Add the rice to this mix and keep stirring until the ghee is evenly coated and the rice is pretty much dry. Be careful that the rice doesn’t stick to the bottom.
Since we use a microwave oven to cook rice, transfer the content to the bowl and add 6 cups of water to it.
Now here comes the innovation from my family. Instead of adding the expensive saffron for the color we add a pinch of turmeric to fake it…I think that was a good trick there..
Set it to 20 minutes or till the rice is cooked.
Meanwhile in a Mixie/blender make a fine paste of the following
4 big onions, 3 tomatoes, 7 green chillies(add more to make it super spicy), 5-6 karuvepella, few pudina leaves, 1 inch ginger piece, 4-5 garlic pieces, 3 teaspoon grated coconut.
Heat oil in a pan and add this paste. Keep stirring until the raw smell goes from the mix.
Now add the marinated chicken and mix the entire content with sufficient salt.
Don’t add water and allow it to cook. Keep stirring occasionally.
Meanwhile in a big vessel coat the inside with ghee..
Once the chicken is ready, Place the big vessel mentioned above on top of a chapatti pan which is being heated mildly.
Layer a bed of rice inside it followed by chicken mix. Do it intermittently until the last layer of rice is placed.
Sprinkle on top with fried onion/cashews/dry grapes.
Cover the vessel and allow the aroma to spread for 15 -20 minutes in the low heat.
Make a quick salad and enjoy the swaadishthu chicken biryani!!

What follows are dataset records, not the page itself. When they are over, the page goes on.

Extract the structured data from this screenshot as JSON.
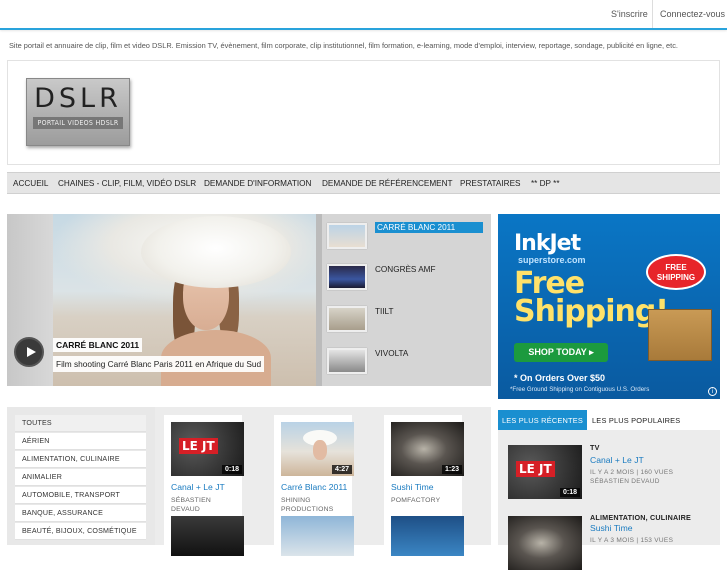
{
  "topbar": {
    "signup": "S'inscrire",
    "login": "Connectez-vous"
  },
  "tagline": "Site portail et annuaire de clip, film et video DSLR. Emission TV, évènement, film corporate, clip institutionnel, film formation, e-learning, mode d'emploi, interview, reportage, sondage, publicité en ligne, etc.",
  "logo": {
    "big": "DSLR",
    "small": "PORTAIL VIDEOS HDSLR"
  },
  "nav": [
    "ACCUEIL",
    "CHAINES - CLIP, FILM, VIDÉO DSLR",
    "DEMANDE D'INFORMATION",
    "DEMANDE DE RÉFÉRENCEMENT",
    "PRESTATAIRES",
    "** DP **"
  ],
  "slider": {
    "title": "CARRÉ BLANC 2011",
    "description": "Film shooting Carré Blanc Paris 2011 en Afrique du Sud",
    "items": [
      "CARRÉ BLANC 2011",
      "CONGRÈS AMF",
      "TIILT",
      "VIVOLTA"
    ]
  },
  "ad": {
    "brand": "InkJet",
    "sub": "superstore.com",
    "free_line1": "Free",
    "free_line2": "Shipping!",
    "badge": "FREE SHIPPING",
    "cta": "SHOP TODAY ▸",
    "orders": "* On Orders Over $50",
    "fine": "*Free Ground Shipping on Contiguous U.S. Orders",
    "info": "i"
  },
  "categories": [
    "TOUTES",
    "AÉRIEN",
    "ALIMENTATION, CULINAIRE",
    "ANIMALIER",
    "AUTOMOBILE, TRANSPORT",
    "BANQUE, ASSURANCE",
    "BEAUTÉ, BIJOUX, COSMÉTIQUE"
  ],
  "videos": [
    {
      "title": "Canal + Le JT",
      "author": "SÉBASTIEN DEVAUD",
      "duration": "0:18",
      "overlay": "LE JT"
    },
    {
      "title": "Carré Blanc 2011",
      "author": "SHINING PRODUCTIONS",
      "duration": "4:27"
    },
    {
      "title": "Sushi Time",
      "author": "POMFACTORY",
      "duration": "1:23"
    }
  ],
  "tabs": {
    "recent": "LES PLUS RÉCENTES",
    "popular": "LES PLUS POPULAIRES"
  },
  "recent": [
    {
      "category": "TV",
      "title": "Canal + Le JT",
      "meta": "IL Y A 2 MOIS | 160 VUES",
      "author": "SÉBASTIEN DEVAUD",
      "duration": "0:18",
      "overlay": "LE JT"
    },
    {
      "category": "ALIMENTATION, CULINAIRE",
      "title": "Sushi Time",
      "meta": "IL Y A 3 MOIS | 153 VUES"
    }
  ]
}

P.S We had some appetizer bordeaux wine before the dinner, So it wasnt hard for 3 people to finish this biriyani in one go!!! ;-D
39 comments:
Njan aadyam onnu thozhuthotte !!! Dare u call urself a rookie from here onwards :) urs was the first food post i saw today and even though I had just woke up, I could almost smell it...I m not kidding.....biryani oru weakness aane...;)
And all moms have this "korachu" way of sharing recipes......i used to have trouble too....
"oru korachu addition..oru korachu subtraction…korachu fraction…hahaha..”" that was classic mathai style :D
aha so lent season is over n it shows :P
Mathew: The photography doesn't do justice to the Biryani! :)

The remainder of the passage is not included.